Originally they were let off in front of Valencia’s city hall at the culmination of the Fallas fiestas in honour of San Jose on March 19, although these days there is a daily Mascleta from March 1 onwards.

And nor is it merely a theory that Covid­19 was spread through the city in 2020 by the thousands who crammed into the Plaza del Ayuntamiento each day until the Fallas were cancelled on March 10, four days before lockdown.

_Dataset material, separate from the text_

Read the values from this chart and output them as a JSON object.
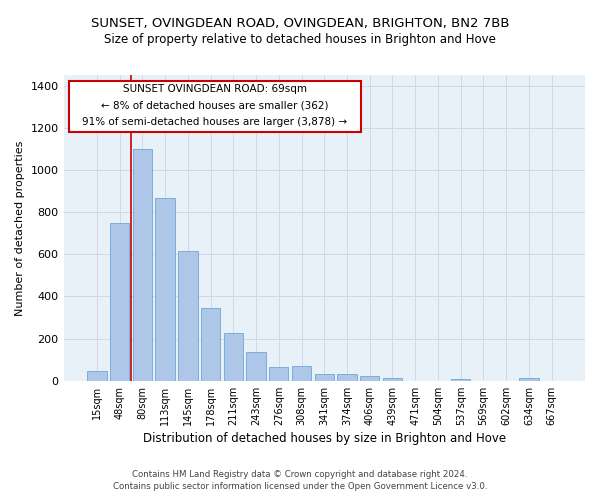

It’s now possible to see ­ and hearMascletaes much further afield than Valencia and they won’t be limited to Fallas. Furthermore, the kind of village, town or city that loves a good Mascleta will also subject you to a

Desperta during their fiestas.

People who have caroused all night either wake up early or don’t go to bed at all and parade through the streets, accompanied by a brass band if their funding can run to it, throwing firecrackers on the assumption that if they’re awake, everybody else should be too.

A Desperta was actually my introduction to deafening, not pretty, fireworks in Benidorm on a package holiday more years ago than I can remember.

Arriving shortly before dawn after departing from Luton when it still resembled an RAF aerodrome, I was no sooner asleep than I was woken not only by whooshes, bangs, crackles and blasts, but also the screams of a woman in a neighbouring room which were as unnerving as the explosions.

She explained afterwards that she had lived through the war and while she slept the noise had taken her back to the East End and the Blitz.

All of which confirms that there’s many a good Mascleta but every Desperta will always be a bad one.